È per ora l’ultima tappa (ma non quella conclusiva) della lunga, estenuante vicenda giudiziaria sui reperti reperti legati alla tragedia di Yara Gambirasio. Il nuovo capitolo è stato scritto con la decisione dei giudici della quinta sezione penale della Cassazione che hanno dichiarato inammissibile il ricorso "straordinario" dei difensori di Massimo Bossetti. Quello dei reperti sarà per la difesa una presa visione e non un’analisi, un esame invasivo come richiesto dai legali dell’uomo che sconta una condanna definitiva al carcere a vita per l’omicidio della tredicenne di Brembate di Sopra. Per il rigetto del ricorso si era pronunciata anche la Procura generale presso la Cassazione nell’udienza di giovedì. Si allunga una interminabile saga giudiziaria che si trascina ormai da quasi cinque anni, con continui rimpalli fra Bergamo e Roma, ripulse ma anche accettazioni delle richieste della difesa.
Al centro i reperti del "caso" Yara: 54 provette con il Dna di "Ignoto 1" rimasto su slip e legging della vittima e in seguito attribuito a Bossetti dall’esame genetico, la felpa, il giubbotto, i leggings, gli slip, la biancheria, le scarpe che la piccola Gambirasio indossava quando scomparve, la sera del 26 novembre del 2010, per essere poi ritrovata, senza vita, tre mesi dopo, il 26 febbraio 2011, tra le sterpaglie di un campo a Chignolo d’Isola.
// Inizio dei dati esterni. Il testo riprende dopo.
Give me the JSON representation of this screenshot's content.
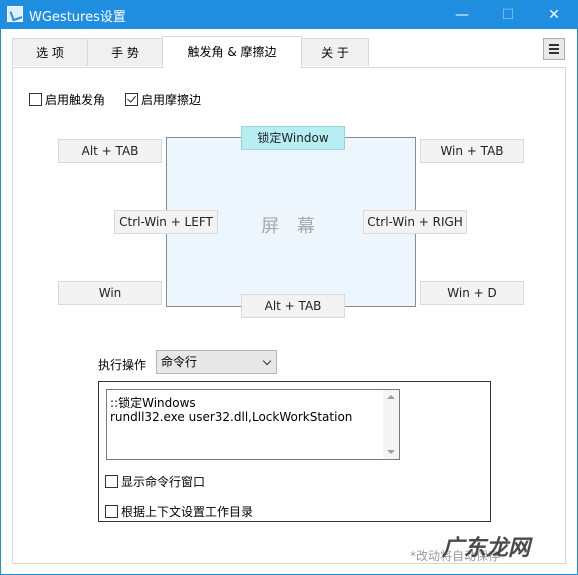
{
  "window": {
    "title": "WGestures设置",
    "min": "—",
    "max": "☐",
    "close": "✕"
  },
  "tabs": [
    {
      "label": "选 项"
    },
    {
      "label": "手 势"
    },
    {
      "label": "触发角 & 摩擦边"
    },
    {
      "label": "关 于"
    }
  ],
  "options": {
    "enable_corners": {
      "label": "启用触发角",
      "checked": false
    },
    "enable_edges": {
      "label": "启用摩擦边",
      "checked": true
    }
  },
  "screen": {
    "label": "屏 幕",
    "top_edge": "锁定Window",
    "top_left": "Alt + TAB",
    "top_right": "Win + TAB",
    "left_edge": "Ctrl-Win + LEFT",
    "right_edge": "Ctrl-Win  + RIGH",
    "bottom_left": "Win",
    "bottom_edge": "Alt + TAB",
    "bottom_right": "Win + D"
  },
  "action": {
    "label": "执行操作",
    "selected": "命令行",
    "command_lines": [
      "::锁定Windows",
      "rundll32.exe user32.dll,LockWorkStation"
    ],
    "show_window": {
      "label": "显示命令行窗口",
      "checked": false
    },
    "set_workdir": {
      "label": "根据上下文设置工作目录",
      "checked": false
    }
  },
  "footer": "*改动将自动保存",
  "watermark": "广东龙网",
  "colors": {
    "titlebar": "#1f8ee0",
    "highlight": "#b7eef3",
    "screen_bg": "#eef6fd"
  }
}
La Suprema Corte doveva decidere se la difesa avesse il diritto di analizzare (come ripetutamente richiesto) i reperti o se invece l’esame doveva rimanere circoscritto entro i limiti fissati finora: una presa visione da parte dei legali di Bossetti e dei loro consulenti e non altro. Gli "ermellini" romani si sono pronunciati per questa seconda. Sarà adesso la Corte d’Assise di Bergamo a fissare l’udienza per l’"ostensione" dei reperti. Si profila fin da ora un’altra battaglia che arricchirà una sorta di guerra punica. Durissimo il commento dell’avvocato Claudio Salvagni, che assiste l’ergastolano Bossetti insieme con il collega Paolo Camporini: "Una decisione folle. Una violenza fatta al diritto. Si è consentito che il giudice facesse diventare bianco ciò che era nero. Quei reperti sono sempre stati intoccabili. Il perché è ormai evidente".
Si prosegue. "Andremo – aggiunge Salvagni – a vedere questi reperti. Sarà interessante constatare il loro stato di conservazione, anche se per noi vedere non è sufficiente. Ma già sappiamo cosa ci troveremo sotto gli occhi: la distruzione dei campioni biologici, importantissimi, determinanti. Il trasferimento dall’ospedale San Raffaele di Milano, dove erano conservati a una temperatura di -80 sotto zero, all’Ufficio corpi di reato del tribunale di Bergamo, dove sono rimasti a temperatura ambiente, può avere comportato solo l’inevitabile distruzione dei campioni di Dna. Vorrei ricordare che sulla vicenda dei reperti c’è un procedimento aperto a Venezia e che lo stesso gip Alberto Scaramuzza ha parlato di una loro ‘alterazione’ ". Pacate le dichiarazioni dell’avvocato Enrico Pelillo, da sempre vicino ai Gambirasio, parte civile per i genitori e i fratelli di Yara nei processi con l’avvocato Marco Pezzotta: "Mi riservo di leggere la motivazione della sentenza. Quella della Cassazione mi sembra una decisione improntata sia al diritto sia al buon senso. L’autorizzazione rilasciata a Bergamo dal presidente Petillo per l’esame dei reperti era molto sintetica ma anche molto chiara: veniva autorizzata la loro visione e non l’attività che avrebbe invece voluto svolgere la difesa di Bossetti".